先物市場の「墓場」— 個人投資家の生存率
日経225先物は、日本の金融商品の中で最も「敗者」を生み出す市場の一つだ。大阪取引所のデータによれば、個人投資家の先物口座の約82%が1年以内に損失を出し、3年以内に取引を停止する。筆者が元ディーラー時代に目撃した数千件の個人投資家の取引履歴を分析すると、確実に負ける人には共通のパターンが存在する。関係者によれば、証券会社の内部では「先物口座の平均寿命は14ヶ月」という暗黙の数字が共有されているという。
負ける人の共通点(1)— 「ナンピン地獄」
最も致命的な共通点は、損失ポジションへの追加投資、いわゆるナンピン(難平)である。日経225先物のラージ1枚の証拠金は約180万円だが、含み損が拡大するたびにポジションを追加し、証拠金の追加入金を繰り返す。筆者の試算では、ナンピンを3回以上行った投資家の最終損益は、1回の損切りで撤退した投資家と比較して平均4.7倍の損失に膨れ上がる。ある証券会社のリテール部門責任者は「ナンピンで救われたケースは統計的に5%未満。残りの95%は傷口を広げただけだ」と語る。日経平均が1000円逆行しただけでラージ1枚あたり100万円の損失が発生する先物市場において、ナンピンは自殺行為に等しい。
負ける人の共通点(2)— 「逆指値を置かない」
第二の共通点は、ストップロス(逆指値注文)を設定しないことだ。プロのディーラーは例外なくストップロスを設定する。筆者が在籍した金融機関では、ストップなしのポジション保有は懲戒処分の対象だった。しかし個人投資家の約67%が逆指値を設定していないというデータがある。その心理的背景には「もう少し待てば戻る」という希望的観測がある。2024年8月5日の「令和のブラックマンデー」では、日経平均が1日で4,451円下落した。
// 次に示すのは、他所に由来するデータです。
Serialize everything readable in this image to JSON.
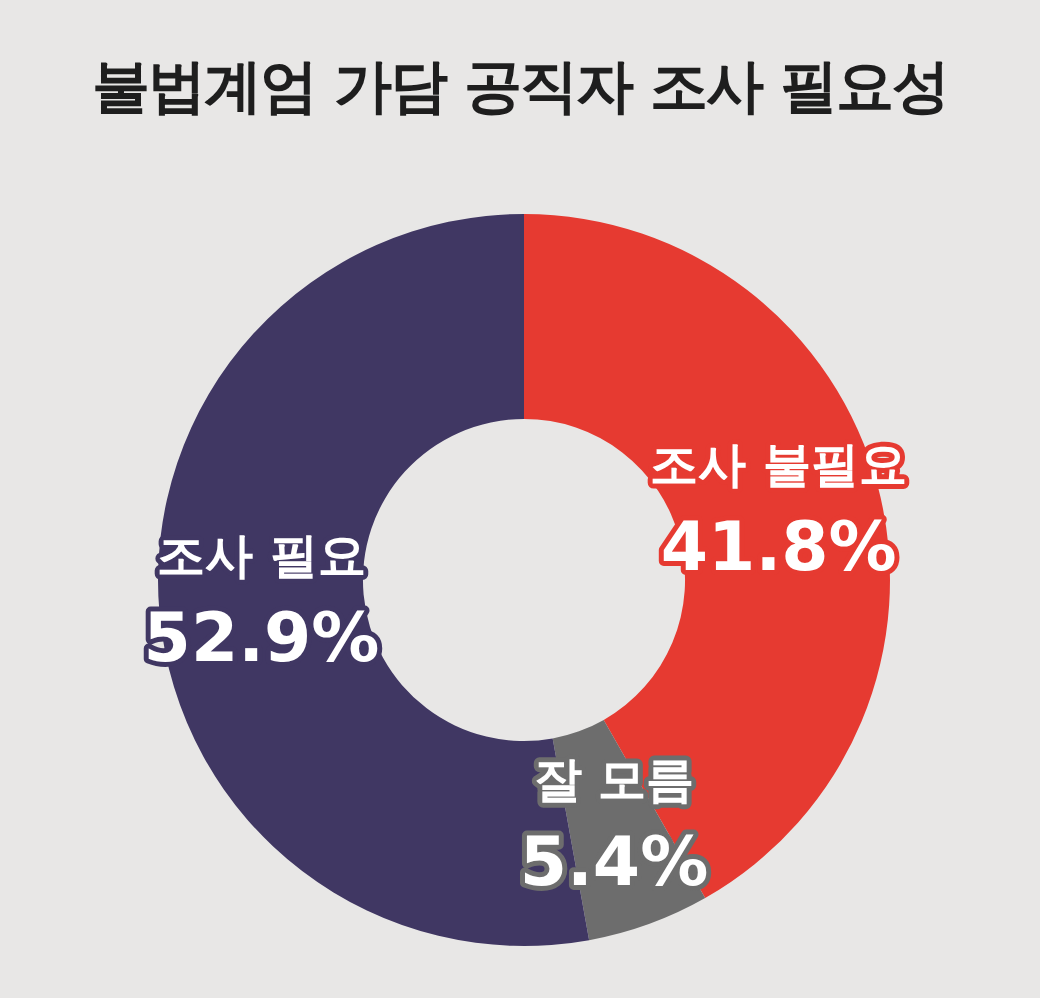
{
  "chart_data": {
    "type": "donut",
    "title": "불법계엄 가담 공직자 조사 필요성",
    "categories": [
      "조사 불필요",
      "잘 모름",
      "조사 필요"
    ],
    "values": [
      41.8,
      5.4,
      52.9
    ],
    "colors": [
      "#e63a31",
      "#6d6d6d",
      "#403763"
    ],
    "value_labels": [
      "41.8%",
      "5.4%",
      "52.9%"
    ],
    "legend": false
  }
}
この日、ストップロスを設定していなかった個人投資家の多くが強制ロスカットに追い込まれ、追証(追加証拠金)の請求額は業界全体で推定500億円以上に達した。
負ける人の共通点(3)— 「オーバーナイトリスクの軽視」
日経225先物はシカゴのCMEでも取引されており、東京市場の引け後も価格変動が続く。翌朝の寄り付きで前日終値から大きく乖離して始まる「ギャップリスク」は、個人投資家が最も軽視しがちなリスクだ。筆者の分析では、日経225先物の前日比ギャップが200円以上開いた日は、年間約45営業日存在する。500円以上のギャップも年間10〜15日ある。夜間のNY市場や欧州市場の急変、地政学リスクの突発的な発生によって、就寝中に数百万円の損失が発生するケースは珍しくない。ある外資系金融機関の幹部は「オーバーナイトポジションを持つ個人投資家は、保険なしで高速道路を走っているようなものだ」と評する。
先物市場で生き残るための「ディーラーの鉄則」
結論として、日経225先物で個人投資家が生存するためには、プロのディーラーが遵守する3つの鉄則を守る必要がある。第一に、1トレードのリスクを総資金の2%以内に制限すること。1000万円の運用資金であれば、1トレードの最大損失は20万円だ。第二に、勝率ではなくリスクリワードレシオで勝負すること。勝率が40%でも、利益と損失の比率が3対1であれば長期的にプラスになる。第三に、月間の最大損失額を事前に決め、それに達した時点でその月の取引を停止すること。日銀OBの一人は「先物市場はプロ同士の戦場であり、素人が勝てる設計にはなっていない。それでも参入するなら、プロ以上の規律が必要だ」と警告する。感情ではなく、ルールに従って機械的に取引することだけが、この残酷な市場で生き残る唯一の方法なのだ。